One of the big talking points during these past few months of speculation has been centered around the fate of NetBeans. After all Oracle has JDeveloper, and contribute to Eclipse with their Oracle Enterprise Pack for Eclipse.
Netbeans will continue as the "lightweight IDE for Java developers" and will have an increased focus on mobile development and dynamic languages. NetBeans has made some huge progress in the last 2 years under Sun's watch, and I'm sure that it will continue with Oracle funding and steering it.
JDeveloper will remain as Oracle's development tool for Oracle Fusion, and Oracle will continue to make Eclipse contributions.
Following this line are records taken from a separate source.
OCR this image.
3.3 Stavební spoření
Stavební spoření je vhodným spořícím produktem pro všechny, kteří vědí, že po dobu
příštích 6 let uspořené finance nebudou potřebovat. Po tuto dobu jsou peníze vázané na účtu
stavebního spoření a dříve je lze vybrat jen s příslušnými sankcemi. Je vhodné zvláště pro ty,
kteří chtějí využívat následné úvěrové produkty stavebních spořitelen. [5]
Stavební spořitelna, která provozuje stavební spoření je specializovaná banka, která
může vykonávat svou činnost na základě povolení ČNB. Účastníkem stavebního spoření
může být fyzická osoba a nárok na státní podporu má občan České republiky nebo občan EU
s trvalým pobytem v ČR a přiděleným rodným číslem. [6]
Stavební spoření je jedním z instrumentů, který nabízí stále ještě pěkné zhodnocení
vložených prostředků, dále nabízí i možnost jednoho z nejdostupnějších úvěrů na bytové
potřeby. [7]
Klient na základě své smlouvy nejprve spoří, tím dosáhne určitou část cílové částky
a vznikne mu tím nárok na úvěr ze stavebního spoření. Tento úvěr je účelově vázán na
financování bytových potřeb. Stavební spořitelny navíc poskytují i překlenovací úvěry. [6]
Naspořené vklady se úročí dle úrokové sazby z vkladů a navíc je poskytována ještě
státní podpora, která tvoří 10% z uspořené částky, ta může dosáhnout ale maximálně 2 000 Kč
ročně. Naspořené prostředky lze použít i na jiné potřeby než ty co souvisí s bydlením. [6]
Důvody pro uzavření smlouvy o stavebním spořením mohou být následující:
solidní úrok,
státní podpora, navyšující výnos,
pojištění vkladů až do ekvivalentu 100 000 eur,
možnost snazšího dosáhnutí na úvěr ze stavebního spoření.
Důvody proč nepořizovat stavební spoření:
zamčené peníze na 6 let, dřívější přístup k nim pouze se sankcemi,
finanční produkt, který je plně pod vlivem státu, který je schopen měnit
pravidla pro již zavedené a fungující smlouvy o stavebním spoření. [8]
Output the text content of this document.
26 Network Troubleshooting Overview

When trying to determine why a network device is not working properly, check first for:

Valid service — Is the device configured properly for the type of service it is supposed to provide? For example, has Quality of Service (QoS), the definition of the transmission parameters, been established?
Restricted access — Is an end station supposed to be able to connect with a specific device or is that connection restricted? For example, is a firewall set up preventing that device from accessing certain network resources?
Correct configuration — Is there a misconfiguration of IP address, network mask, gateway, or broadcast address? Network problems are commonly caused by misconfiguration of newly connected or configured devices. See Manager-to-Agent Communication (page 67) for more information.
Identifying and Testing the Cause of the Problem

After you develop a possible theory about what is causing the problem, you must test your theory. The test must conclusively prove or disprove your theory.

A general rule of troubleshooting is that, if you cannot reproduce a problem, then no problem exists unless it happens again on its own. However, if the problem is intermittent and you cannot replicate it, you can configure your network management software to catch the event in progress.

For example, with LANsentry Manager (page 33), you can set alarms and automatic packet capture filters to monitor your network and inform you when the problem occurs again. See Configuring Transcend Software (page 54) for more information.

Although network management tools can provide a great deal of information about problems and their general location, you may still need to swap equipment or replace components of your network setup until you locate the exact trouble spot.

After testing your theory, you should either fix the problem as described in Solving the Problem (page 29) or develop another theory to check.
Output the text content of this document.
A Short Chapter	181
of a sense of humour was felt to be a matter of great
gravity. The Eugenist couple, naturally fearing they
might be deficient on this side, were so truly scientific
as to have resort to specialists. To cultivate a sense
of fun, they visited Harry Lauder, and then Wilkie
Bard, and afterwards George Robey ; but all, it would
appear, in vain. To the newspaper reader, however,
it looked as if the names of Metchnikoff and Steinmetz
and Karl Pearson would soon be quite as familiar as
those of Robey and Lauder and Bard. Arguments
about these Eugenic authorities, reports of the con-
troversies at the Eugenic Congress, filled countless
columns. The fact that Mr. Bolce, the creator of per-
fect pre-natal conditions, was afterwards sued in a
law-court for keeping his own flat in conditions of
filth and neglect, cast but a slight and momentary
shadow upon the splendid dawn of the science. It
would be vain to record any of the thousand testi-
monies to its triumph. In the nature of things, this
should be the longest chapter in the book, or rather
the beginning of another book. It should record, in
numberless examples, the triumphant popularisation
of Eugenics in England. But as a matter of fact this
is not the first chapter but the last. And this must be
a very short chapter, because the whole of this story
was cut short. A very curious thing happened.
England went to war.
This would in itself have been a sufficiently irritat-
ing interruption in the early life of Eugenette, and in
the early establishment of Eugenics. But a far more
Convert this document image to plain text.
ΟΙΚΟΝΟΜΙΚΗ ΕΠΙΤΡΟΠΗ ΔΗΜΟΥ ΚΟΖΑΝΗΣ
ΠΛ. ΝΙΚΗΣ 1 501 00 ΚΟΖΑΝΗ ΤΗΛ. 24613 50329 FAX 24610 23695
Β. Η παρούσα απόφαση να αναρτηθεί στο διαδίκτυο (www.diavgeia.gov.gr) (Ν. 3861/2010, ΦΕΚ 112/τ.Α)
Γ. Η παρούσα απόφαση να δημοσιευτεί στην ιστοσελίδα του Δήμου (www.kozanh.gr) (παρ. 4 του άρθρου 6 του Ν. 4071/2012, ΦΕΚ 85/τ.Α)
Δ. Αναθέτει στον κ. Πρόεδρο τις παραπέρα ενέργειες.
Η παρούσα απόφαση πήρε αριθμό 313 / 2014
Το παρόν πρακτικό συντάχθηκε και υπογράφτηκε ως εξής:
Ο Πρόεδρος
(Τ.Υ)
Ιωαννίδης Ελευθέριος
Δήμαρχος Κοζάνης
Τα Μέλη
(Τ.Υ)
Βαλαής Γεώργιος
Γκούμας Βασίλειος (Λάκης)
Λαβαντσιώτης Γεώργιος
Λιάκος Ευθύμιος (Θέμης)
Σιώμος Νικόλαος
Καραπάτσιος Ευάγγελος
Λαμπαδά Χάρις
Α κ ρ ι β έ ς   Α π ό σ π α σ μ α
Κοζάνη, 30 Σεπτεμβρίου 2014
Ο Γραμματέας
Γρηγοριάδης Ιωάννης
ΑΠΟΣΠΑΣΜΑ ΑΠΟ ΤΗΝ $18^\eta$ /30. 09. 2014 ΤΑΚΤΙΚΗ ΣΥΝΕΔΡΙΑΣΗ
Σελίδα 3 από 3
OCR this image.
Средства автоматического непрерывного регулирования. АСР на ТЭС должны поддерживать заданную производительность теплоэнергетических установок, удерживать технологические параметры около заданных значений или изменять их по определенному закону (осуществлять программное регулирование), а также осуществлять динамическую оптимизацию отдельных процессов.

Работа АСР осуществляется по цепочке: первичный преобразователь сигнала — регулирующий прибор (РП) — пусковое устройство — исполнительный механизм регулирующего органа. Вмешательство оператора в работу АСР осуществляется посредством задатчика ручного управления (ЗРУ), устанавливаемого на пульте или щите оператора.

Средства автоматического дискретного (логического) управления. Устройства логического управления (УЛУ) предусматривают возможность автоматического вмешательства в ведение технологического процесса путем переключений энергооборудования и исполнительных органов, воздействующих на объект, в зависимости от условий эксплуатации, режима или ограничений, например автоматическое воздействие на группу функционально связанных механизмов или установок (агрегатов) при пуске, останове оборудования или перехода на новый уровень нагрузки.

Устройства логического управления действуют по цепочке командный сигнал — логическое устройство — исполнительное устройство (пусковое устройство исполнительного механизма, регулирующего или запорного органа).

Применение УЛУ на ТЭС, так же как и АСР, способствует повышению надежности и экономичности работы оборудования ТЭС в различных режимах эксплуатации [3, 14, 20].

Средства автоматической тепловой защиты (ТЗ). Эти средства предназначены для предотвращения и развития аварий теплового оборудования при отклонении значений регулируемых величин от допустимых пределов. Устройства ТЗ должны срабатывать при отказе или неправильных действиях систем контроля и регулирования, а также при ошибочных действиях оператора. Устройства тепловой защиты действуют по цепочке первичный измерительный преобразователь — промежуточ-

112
The briefing that Oracle gave on their software strategy puts Java at the center of everything for Oracle. In fact, as an overview of what Java provides, the webcast is a great primer. There are some key things set to happen now. JavaSE 7 will see an even more performant runtime, thanks to the merge with JRockit. The intent to take JavaOne on tour around the world is a really exciting prospect.
Overall, I'm really positive about the future of Java now - it's in good hands. This year, JavaOne will be even more eagerly aniticipated than ever, to see what kind of show Oracle put on. It might not rival Apple's hype machine, but it will be big.
If you didn't get to tune into the live webcast, it's all available to view on Oracle's site, broken down talk by talk.